With generous overseas education loans offered by all major banks in India, students who seek international education come even from lower socio-economic backgrounds.
Good quality international education can certainly give one a new lease of life and an enhanced lifestyle including very high salaries, significant career breaks, social status and could establish them in positions of influence as there are many successful Indians both in India and abroad who have international qualifications.
Yet there are many whose overseas education dreams become nightmares and financial disasters either because they do not make reliably informed choices, or they become prey to unscrupulous educational agents and/or education providers.
The good news is that most of these disasters can be pre-empted. Following are some of the questions every aspirant and the immediate family of overseas education should ask while deciding their study destinations, areas of study and qualifications.

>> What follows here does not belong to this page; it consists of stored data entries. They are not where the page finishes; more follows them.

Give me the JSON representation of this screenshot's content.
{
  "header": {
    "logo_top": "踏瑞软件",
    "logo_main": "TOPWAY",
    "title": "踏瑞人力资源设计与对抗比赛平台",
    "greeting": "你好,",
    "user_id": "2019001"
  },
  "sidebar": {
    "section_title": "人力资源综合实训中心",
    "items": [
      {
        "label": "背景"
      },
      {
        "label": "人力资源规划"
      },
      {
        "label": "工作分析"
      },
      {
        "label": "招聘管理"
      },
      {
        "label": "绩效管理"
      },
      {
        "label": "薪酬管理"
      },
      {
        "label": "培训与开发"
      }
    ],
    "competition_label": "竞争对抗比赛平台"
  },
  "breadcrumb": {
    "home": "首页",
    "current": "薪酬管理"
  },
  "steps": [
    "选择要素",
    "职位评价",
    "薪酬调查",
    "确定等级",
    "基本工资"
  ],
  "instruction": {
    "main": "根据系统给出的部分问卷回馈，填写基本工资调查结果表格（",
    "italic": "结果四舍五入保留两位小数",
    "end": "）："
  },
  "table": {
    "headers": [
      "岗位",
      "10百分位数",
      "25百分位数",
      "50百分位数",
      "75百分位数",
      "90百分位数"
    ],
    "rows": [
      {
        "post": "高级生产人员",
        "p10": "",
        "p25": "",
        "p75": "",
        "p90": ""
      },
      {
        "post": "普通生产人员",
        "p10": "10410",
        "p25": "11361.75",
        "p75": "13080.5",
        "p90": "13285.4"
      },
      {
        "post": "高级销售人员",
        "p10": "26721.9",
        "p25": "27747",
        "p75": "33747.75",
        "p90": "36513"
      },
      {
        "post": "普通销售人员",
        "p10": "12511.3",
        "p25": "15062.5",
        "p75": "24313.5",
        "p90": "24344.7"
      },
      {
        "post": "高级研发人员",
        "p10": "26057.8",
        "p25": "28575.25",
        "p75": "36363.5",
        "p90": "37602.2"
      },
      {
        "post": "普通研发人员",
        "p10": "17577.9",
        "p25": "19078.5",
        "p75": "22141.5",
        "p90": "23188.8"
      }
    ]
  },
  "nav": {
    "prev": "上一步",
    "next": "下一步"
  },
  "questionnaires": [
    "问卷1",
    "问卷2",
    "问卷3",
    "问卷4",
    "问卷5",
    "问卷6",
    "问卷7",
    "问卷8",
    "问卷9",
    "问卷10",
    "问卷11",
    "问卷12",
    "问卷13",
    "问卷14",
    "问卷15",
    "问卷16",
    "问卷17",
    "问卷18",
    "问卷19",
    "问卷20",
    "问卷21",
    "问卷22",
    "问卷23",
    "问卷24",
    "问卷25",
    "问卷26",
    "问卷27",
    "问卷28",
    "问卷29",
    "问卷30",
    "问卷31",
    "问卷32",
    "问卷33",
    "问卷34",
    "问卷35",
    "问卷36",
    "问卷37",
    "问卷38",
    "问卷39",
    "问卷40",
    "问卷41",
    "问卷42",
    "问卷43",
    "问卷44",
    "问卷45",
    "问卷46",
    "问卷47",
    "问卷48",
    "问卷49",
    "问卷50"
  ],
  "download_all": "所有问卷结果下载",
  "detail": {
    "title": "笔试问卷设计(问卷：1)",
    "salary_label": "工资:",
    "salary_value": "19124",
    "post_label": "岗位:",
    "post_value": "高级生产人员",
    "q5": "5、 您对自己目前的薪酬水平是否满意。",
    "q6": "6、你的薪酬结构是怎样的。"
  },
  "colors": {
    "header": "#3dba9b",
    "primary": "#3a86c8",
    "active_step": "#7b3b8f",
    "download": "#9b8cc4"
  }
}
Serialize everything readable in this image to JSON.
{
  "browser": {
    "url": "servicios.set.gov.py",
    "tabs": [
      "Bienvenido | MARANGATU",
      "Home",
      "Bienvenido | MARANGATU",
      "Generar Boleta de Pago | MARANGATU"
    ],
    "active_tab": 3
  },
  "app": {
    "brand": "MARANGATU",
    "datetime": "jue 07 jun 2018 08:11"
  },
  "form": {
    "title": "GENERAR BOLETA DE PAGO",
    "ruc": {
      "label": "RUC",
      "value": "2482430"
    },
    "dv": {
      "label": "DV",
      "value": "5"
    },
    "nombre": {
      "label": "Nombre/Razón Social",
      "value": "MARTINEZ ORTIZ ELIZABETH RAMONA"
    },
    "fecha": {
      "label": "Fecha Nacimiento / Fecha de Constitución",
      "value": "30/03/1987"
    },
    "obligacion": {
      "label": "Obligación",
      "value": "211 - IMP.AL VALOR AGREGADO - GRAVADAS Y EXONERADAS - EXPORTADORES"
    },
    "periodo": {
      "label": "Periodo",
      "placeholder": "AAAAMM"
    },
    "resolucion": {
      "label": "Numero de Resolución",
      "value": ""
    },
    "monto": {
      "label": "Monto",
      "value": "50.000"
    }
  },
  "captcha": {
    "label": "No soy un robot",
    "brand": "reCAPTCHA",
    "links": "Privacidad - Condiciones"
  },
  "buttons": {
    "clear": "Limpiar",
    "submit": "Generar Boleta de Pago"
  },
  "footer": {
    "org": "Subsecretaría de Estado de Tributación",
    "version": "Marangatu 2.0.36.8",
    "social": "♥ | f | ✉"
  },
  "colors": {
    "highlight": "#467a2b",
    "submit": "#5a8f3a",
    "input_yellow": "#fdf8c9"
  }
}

— Quality and standing of the institution: It is very important to assess the standing, accreditation and reliability of the prospective institution. These days most good universities/ colleges would present this information upfront on their website and some research of the national accreditation system of the destination country will help you assess their good standing. It should be noted that Australia is perhaps the only country where the international students’ tuition fee is insured by the Australian government against frauds and significant disruptions in course delivery.
— Consider if the destination country offers you post-qualification work opportunities or are they simply what we call in the international education business circles as ‘degree mills’. You should especially be cautious of institutions that have significantly larger intakes of international students in the most lucrative and sought-after areas of studies.
— Many who do not consider this may end up with a practically useless, expensive degree and as a result you may be forced to gain another qualification to find work.
— Consider the language spoken in the destination country. If you don’t speak the language reasonably well (assuming you are getting English medium education) you should either be prepared to learn a new language or look elsewhere for employment or further education.
— Consider if the destination country offers further stay including long-term visas, work rights and citizenship. If not, you need to have a clear idea about the country you would go to after you complete your studies. Countries like the USA, Australia, Canada and the UK have been popular for this very reason.
— Consider the law and order and the living conditions of the destination country. If you choose a country that offers lower law and order and poorer living conditions, you may be taking multiple risks in your quest to gain a foreign education. However, a good standard of living usually means higher everyday expenses so, it is good to be prepared in this regard.
In times of the fastest growth in international student mobility and massive internationalisation of education around the world, gaining a foreign degree can certainly be a game changer for the student.
Asking the pertinent questions and doing some basic research is something everyone with access to the internet can do these days. Seeking appropriate professional advice is perhaps the best way forward.